The State Integrity Investigation is a comprehensive assessment of state government accountability and transparency done in partnership with Global Integrity.
Introduction
The takeover of North Carolina state government by Republicans that began in 2010 has led to clashes with Democrats over teacher pay, taxes, health care and support for public universities. It has produced “Moral Monday” protest demonstrations at the legislature over the state’s direction. And lately, it has also given rise to complaints from advocates of open government that many North Carolina agencies are violating state law by failing to release key documents to the public in a timely manner.
“This administration, and particularly the agencies that are within the ambit of the governor’s appointive powers, are just performing abysmally when it comes to complying with the public records law,” said Hugh Stevens, lawyer for a group of eight leading media outlets and public interest groups that sued Republican Gov. Pat McCrory and the secretaries of eight Cabinet agencies in July.
They contend the governor and the agencies aren’t following the state’s Public Records law, which states that documents pertaining to the transaction of public business are the “property of the people” and should be turned over “as promptly as possible.”
A request from the INDY Week newspaper in November 2013 for McCrory’s travel documents wasn’t fulfilled until March 2015, and came with redactions, the lawsuit says. Although the Southern Environmental Law Center requested documents in Jan. 2014 relating to the creation of special travel lanes on an interstate highway, it didn’t get a response until May 2015, the suit asserts. WRAL-TV in Raleigh requested documents in May 2014 about the transfer of the State Bureau of Investigation from the state Attorney General’s Office to the Department of Public Safety, but got no reply for a year, according to the lawsuit.

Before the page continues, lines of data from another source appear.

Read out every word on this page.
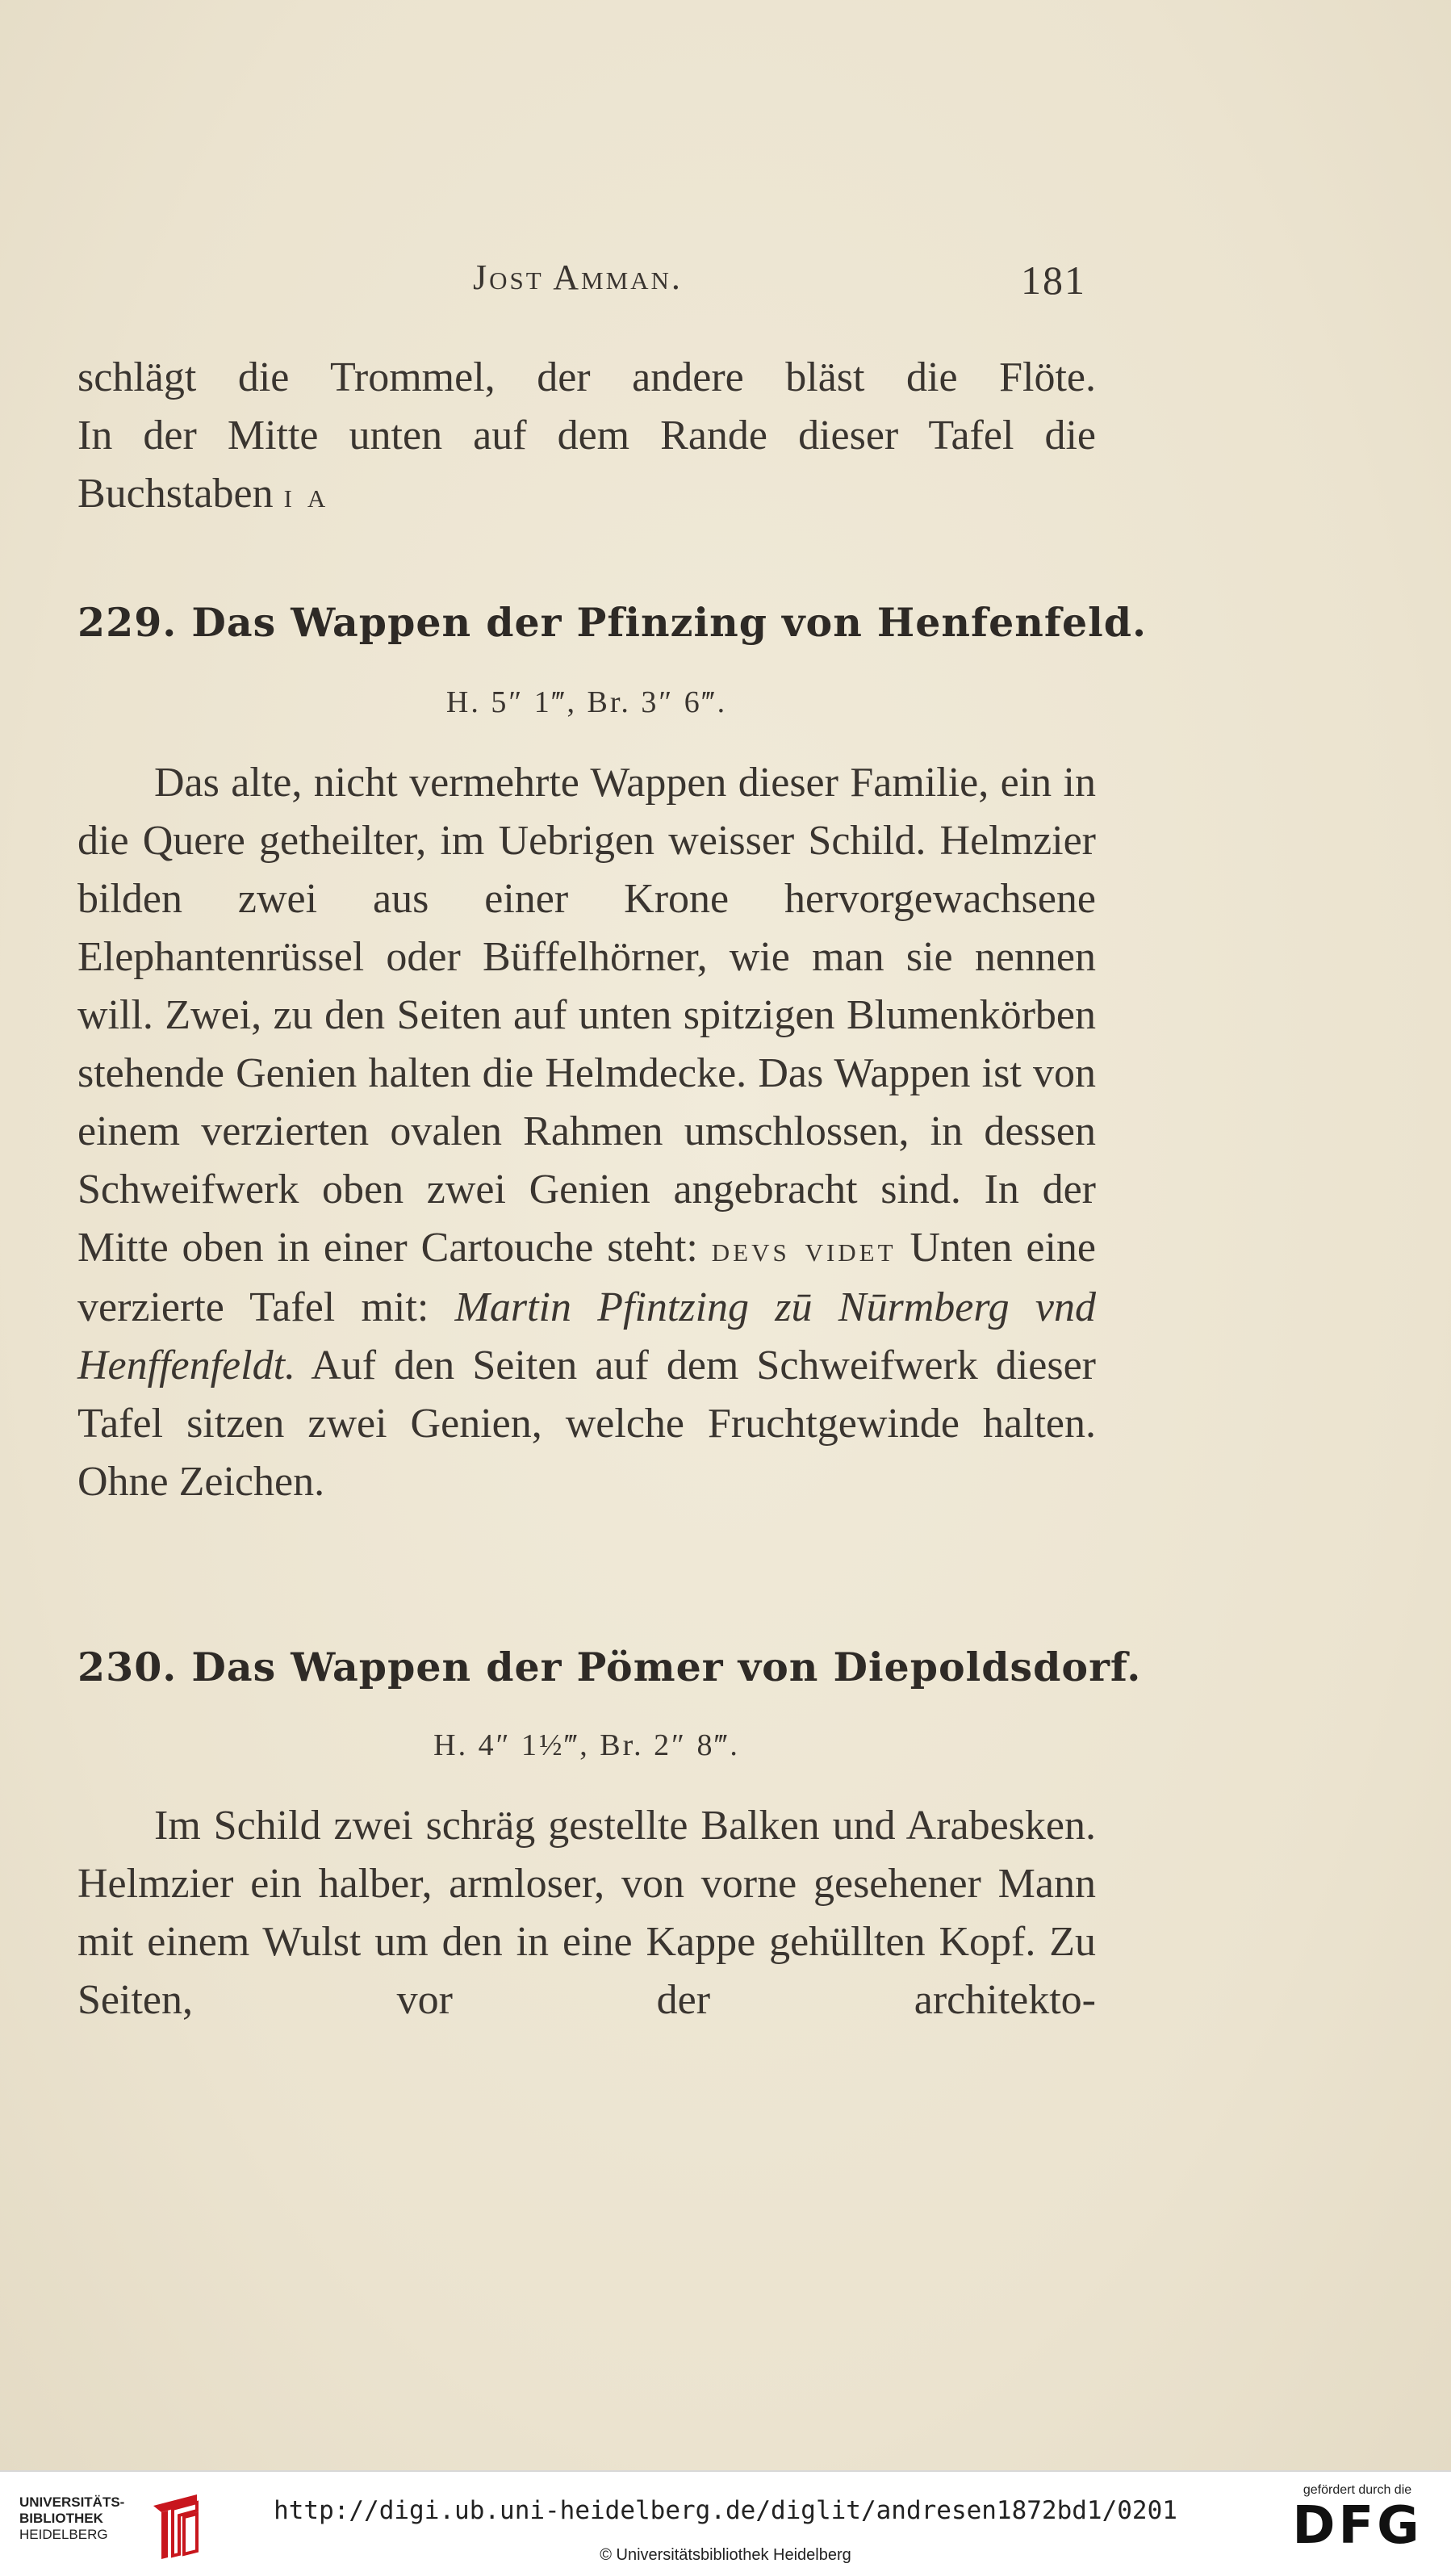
Jost Amman.	181

schlägt die Trommel, der andere bläst die Flöte.

In der Mitte unten auf dem Rande dieser Tafel die

Buchstaben i a

229. Das Wappen der Pfinzing von Henfenfeld.
H. 5″ 1‴, Br. 3″ 6‴.

Das alte, nicht vermehrte Wappen dieser Familie, ein in die Quere getheilter, im Uebrigen weisser Schild. Helmzier bilden zwei aus einer Krone hervorgewachsene Elephantenrüssel oder Büffelhörner, wie man sie nennen will. Zwei, zu den Seiten auf unten spitzigen Blumenkörben stehende Genien halten die Helmdecke. Das Wappen ist von einem verzierten ovalen Rahmen umschlossen, in dessen Schweifwerk oben zwei Genien angebracht sind. In der Mitte oben in einer Cartouche steht: devs videt Unten eine verzierte Tafel mit: Martin Pfintzing zū Nūrmberg vnd Henffenfeldt. Auf den Seiten auf dem Schweifwerk dieser Tafel sitzen zwei Genien, welche Fruchtgewinde halten. Ohne Zeichen.

230. Das Wappen der Pömer von Diepoldsdorf.
H. 4″ 1½‴, Br. 2″ 8‴.

Im Schild zwei schräg gestellte Balken und Arabesken. Helmzier ein halber, armloser, von vorne gesehener Mann mit einem Wulst um den in eine Kappe gehüllten Kopf. Zu Seiten, vor der architekto-

UNIVERSITÄTS-
BIBLIOTHEK
HEIDELBERG
http://digi.ub.uni-heidelberg.de/diglit/andresen1872bd1/0201
© Universitätsbibliothek Heidelberg
gefördert durch die
DFG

“Responses delayed are effectively responses denied,” Stevens said.
McCrory’s office didn’t respond to requests for comment. In July, it said his administration is a “champion of transparency and fair and legitimate news gathering.” But it also said some people are “exploiting the public records law and filing overly-broad and duplicative records requests that gum up the day-to-day operations of state government.” It said that often there isn’t enough money or staff to meet the requests.

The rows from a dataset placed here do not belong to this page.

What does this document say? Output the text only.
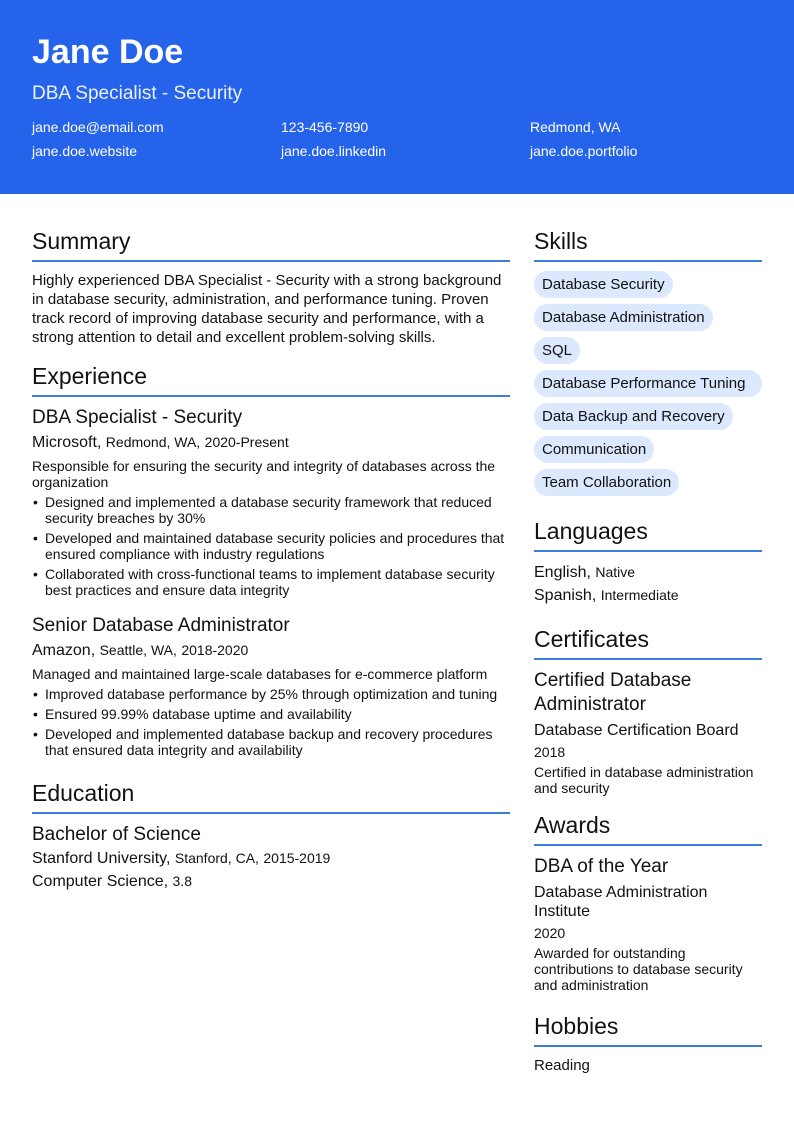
Jane Doe
DBA Specialist - Security
jane.doe@email.com	123-456-7890	Redmond, WA
jane.doe.website	jane.doe.linkedin	jane.doe.portfolio
Summary
Highly experienced DBA Specialist - Security with a strong background in database security, administration, and performance tuning. Proven track record of improving database security and performance, with a strong attention to detail and excellent problem-solving skills.
Experience
DBA Specialist - Security
Microsoft, Redmond, WA, 2020-Present
Responsible for ensuring the security and integrity of databases across the organization
• Designed and implemented a database security framework that reduced security breaches by 30%
• Developed and maintained database security policies and procedures that ensured compliance with industry regulations
• Collaborated with cross-functional teams to implement database security best practices and ensure data integrity
Senior Database Administrator
Amazon, Seattle, WA, 2018-2020
Managed and maintained large-scale databases for e-commerce platform
• Improved database performance by 25% through optimization and tuning
• Ensured 99.99% database uptime and availability
• Developed and implemented database backup and recovery procedures that ensured data integrity and availability
Education
Bachelor of Science
Stanford University, Stanford, CA, 2015-2019
Computer Science, 3.8
Skills
Database Security
Database Administration
SQL
Database Performance Tuning
Data Backup and Recovery
Communication
Team Collaboration
Languages
English, Native
Spanish, Intermediate
Certificates
Certified Database Administrator
Database Certification Board
2018
Certified in database administration and security
Awards
DBA of the Year
Database Administration Institute
2020
Awarded for outstanding contributions to database security and administration
Hobbies
Reading
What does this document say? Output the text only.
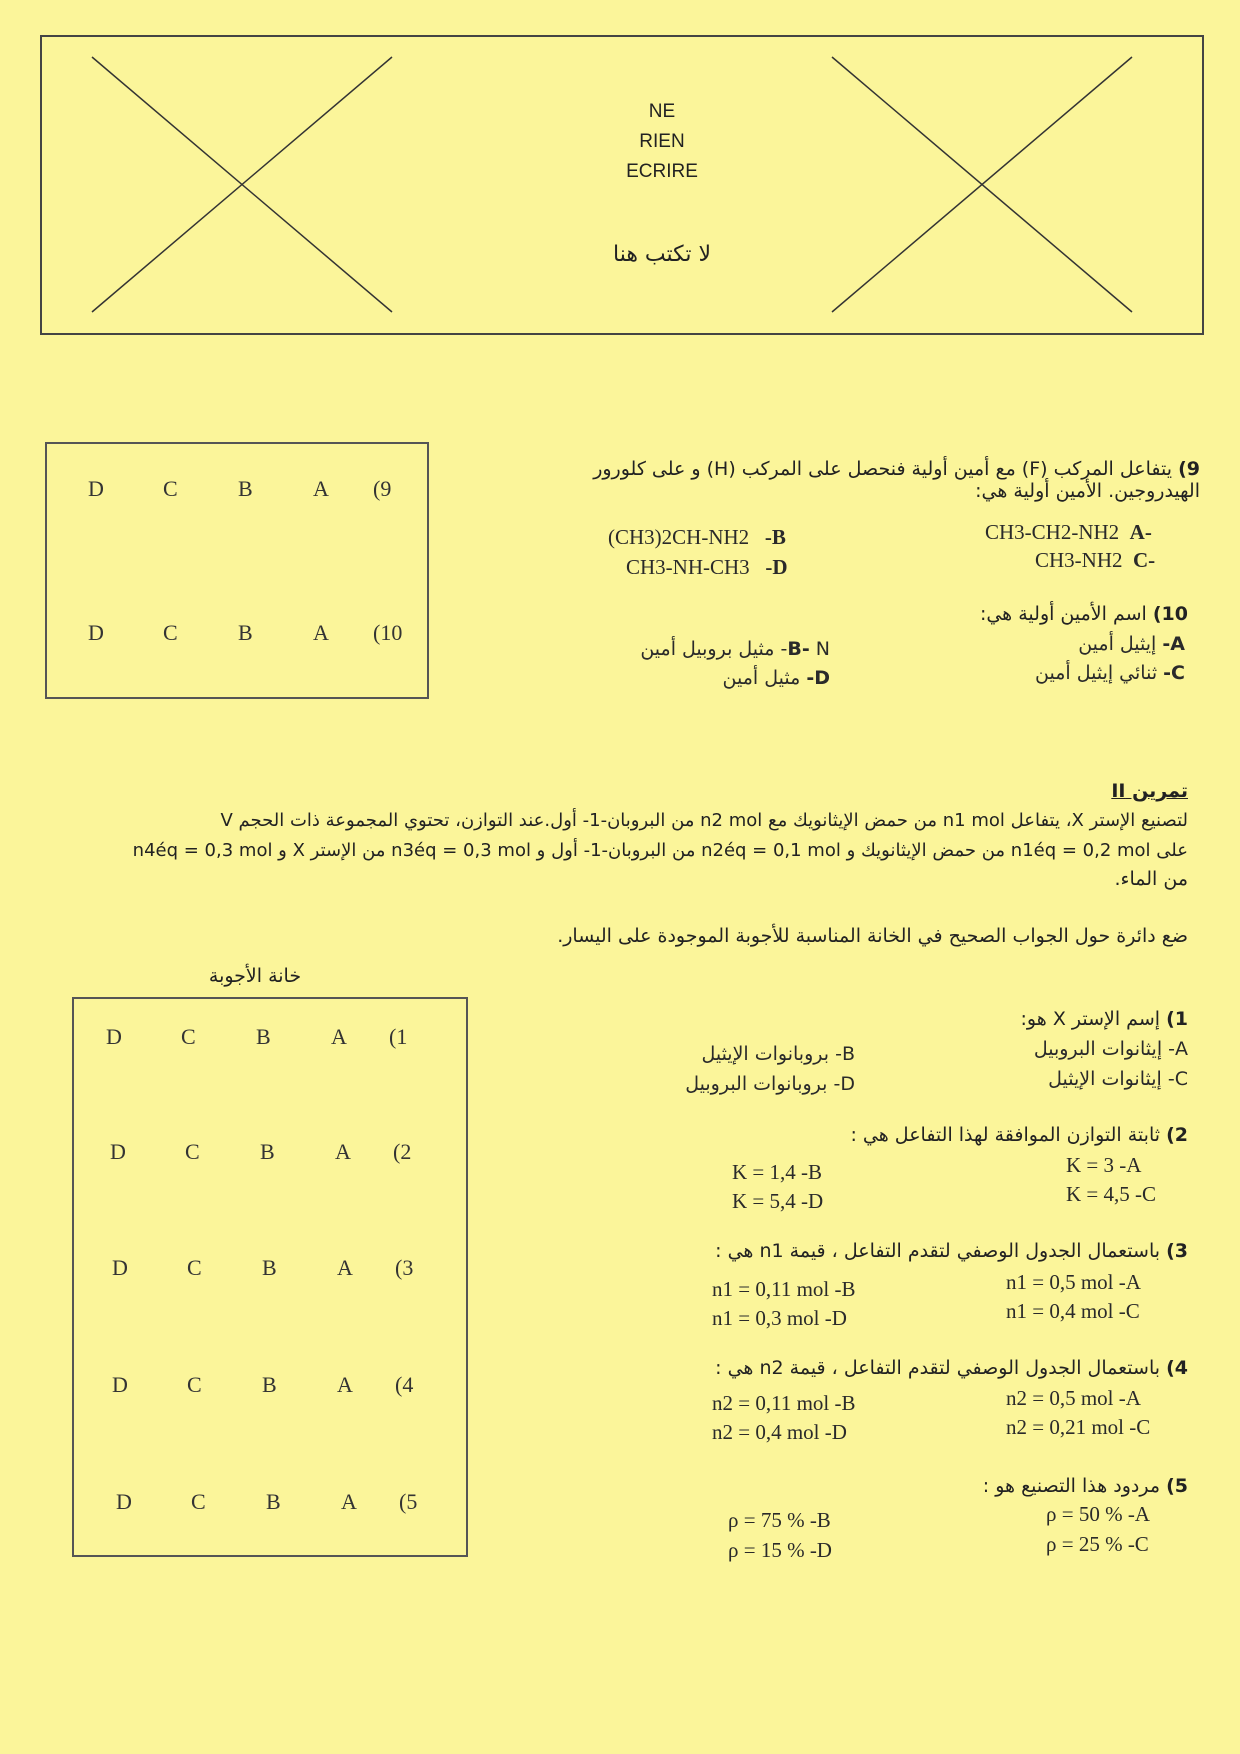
NE
RIEN
ECRIRE
لا تكتب هنا
D	C	B	A	(9
D	C	B	A	(10
9) يتفاعل المركب (F) مع أمين أولية فنحصل على المركب (H) و على كلورور
الهيدروجين. الأمين أولية هي:
CH3-CH2-NH2 A-
CH3-NH2 C-
(CH3)2CH-NH2 -B
CH3-NH-CH3 -D
10) اسم الأمين أولية هي:
A- إيثيل أمين
C- ثنائي إيثيل أمين
B- N- مثيل بروبيل أمين
D- مثيل أمين
تمرين II
لتصنيع الإستر X، يتفاعل n1 mol من حمض الإيثانويك مع n2 mol من البروبان-1- أول.عند التوازن، تحتوي المجموعة ذات الحجم V
على n1éq = 0,2 mol من حمض الإيثانويك و n2éq = 0,1 mol من البروبان-1- أول و n3éq = 0,3 mol من الإستر X و n4éq = 0,3 mol
من الماء.
ضع دائرة حول الجواب الصحيح في الخانة المناسبة للأجوبة الموجودة على اليسار.
خانة الأجوبة
D	C	B	A	(1
D	C	B	A	(2
D	C	B	A	(3
D	C	B	A	(4
D	C	B	A	(5
1) إسم الإستر X هو:
A- إيثانوات البروبيل
C- إيثانوات الإيثيل
B- بروبانوات الإيثيل
D- بروبانوات البروبيل
2) ثابتة التوازن الموافقة لهذا التفاعل هي :
K = 3 -A
K = 4,5 -C
K = 1,4 -B
K = 5,4 -D
3) باستعمال الجدول الوصفي لتقدم التفاعل ، قيمة n1 هي :
n1 = 0,5 mol -A
n1 = 0,4 mol -C
n1 = 0,11 mol -B
n1 = 0,3 mol -D
4) باستعمال الجدول الوصفي لتقدم التفاعل ، قيمة n2 هي :
n2 = 0,5 mol -A
n2 = 0,21 mol -C
n2 = 0,11 mol -B
n2 = 0,4 mol -D
5) مردود هذا التصنيع هو :
ρ = 50 % -A
ρ = 25 % -C
ρ = 75 % -B
ρ = 15 % -D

These delays are one reason North Carolina got a score of 65, or a D rating, ranking it 18th among 50 in the State Integrity Investigation, a data-driven assessment of state government accountability and transparency by the Center for Public Integrity and Global Integrity. The project examined the period from January 2013 to March 31, 2015. The rank, if not the grade, is slightly better than what North Carolina received in a similar project three years ago. In that study the state received a score of 71, or a C minus, ranking 21st among the states. The scores aren’t directly comparable because of changes in questions and methodology, such as eliminating the category for redistricting, which generally occurs every 10 years.
A mixed bag
Ethics and transparency policies in North Carolina aren’t all bad. Those who wish to check the campaign spending of a political candidate can get the information in minutes from the Board of Elections website. Citizens can find the asset disclosure statements of public officials simply by clicking on the state Ethics Commission’s website, and the reports of the state auditor’s investigations also are on line and easily available.

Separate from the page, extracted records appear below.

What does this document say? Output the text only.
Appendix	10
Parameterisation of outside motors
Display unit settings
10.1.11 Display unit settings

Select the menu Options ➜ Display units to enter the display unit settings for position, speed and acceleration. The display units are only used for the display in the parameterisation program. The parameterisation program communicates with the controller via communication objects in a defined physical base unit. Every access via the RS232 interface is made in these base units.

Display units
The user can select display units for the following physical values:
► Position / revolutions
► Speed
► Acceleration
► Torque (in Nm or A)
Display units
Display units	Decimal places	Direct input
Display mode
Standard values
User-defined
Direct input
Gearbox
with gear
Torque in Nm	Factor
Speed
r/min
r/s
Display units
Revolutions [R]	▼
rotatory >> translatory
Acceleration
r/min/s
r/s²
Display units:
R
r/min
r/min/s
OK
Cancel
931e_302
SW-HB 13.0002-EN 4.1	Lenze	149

This hard-to-get, easy-to-get dichotomy reflects North Carolina’s split political personality. With almost 10 million people, North Carolina is now the ninth largest state, and it’s not all red, not all blue.
“North Carolina had a real spurt of sunshine in the mid-‘70s through the 1980s, modernized its open meetings law, put in voting machines at the legislature, made sure there was much more accountability,” said Ferrel Guillory, director of the program on Public Life at the University of North Carolina at Chapel Hill. “To a large extent the state has been living on the gains of a generation ago, not entirely retrenching, but not entirely expanding either, its commitment to openness.”
The state received Cs for accountability in its executive and legislative branches. The state budget process is reasonably transparent, as are procurement and internal auditing. But the state received lower grades for weak ethics enforcement, poor monitoring of lobbyists, low judicial accountability, and weak transparency of state employees’ pension plan operations.
While the state is making progress in some areas, advocates for openness say it is backsliding in others. In 2013, for example, the Republican-controlled legislature limited the power of the State Judicial Standards Commission to discipline judges. Last year, lawmakers changed the public records law to exclude information related to the state’s efforts to lure industries from outside its borders, typically through tax breaks and other negotiated benefits. In 2013, the legislature changed the law so that the names of those with permits to carry concealed handguns are no longer a matter of public record.
“This current General Assembly seems to be more interested in removing information than in making information available,” said Jonathan Jones, director of the North Carolina Open Government Coalition, a nonpartisan, nonprofit group that worked to ensure public access to government activity.
Four of the nine officials within the Department of the Secretary of State who handle filings by lobbyists of their activities and spending have been let go. The result is that it takes about two weeks before the reports are available on the agency’s web site.
Likewise, the state Board of Elections is years behind in auditing campaign finance reports. That means it could be months or years before a violation, such as a candidate spending campaign funds for personal use, is discovered.
“It’s a major problem, and the Board of Elections has acknowledged it in the past and supported moving to required electronic reporting,” said Bob Hall, executive director of Democracy North Carolina, a nonpartisan, nonprofit organization seeking to increase voter participation. But campaign finance reports need not be submitted electronically until 2017.
North Carolina has an Ethics Commission that handles alleged violations and publishes asset disclosure statements of legislators, top executive officials, judges and other state leaders. But the forms don’t require disclosure of the net worth of an individual, and mutual funds and pension plans may be omitted. Officials must include family members in their listings, which helps in checking whether person has a conflict of interest.
But the state wrestled uneasily with evidence that two lobbyists had intimate relationships with top aides to then House Speaker Thom Tillis, according to the Raleigh News & Observer’s account. While not directly describing any specific case, the commission ruled in February that consensual sex between a lobbyist and a state official didn’t constitute a gift required to be reported, because no money was exchanged. “I think I understand why the ethics commission made the decision they did, but it’s very troubling,” said Jane Pinsky, director of the NC Coalition for Lobbying and Government Reform and a lobbyist herself.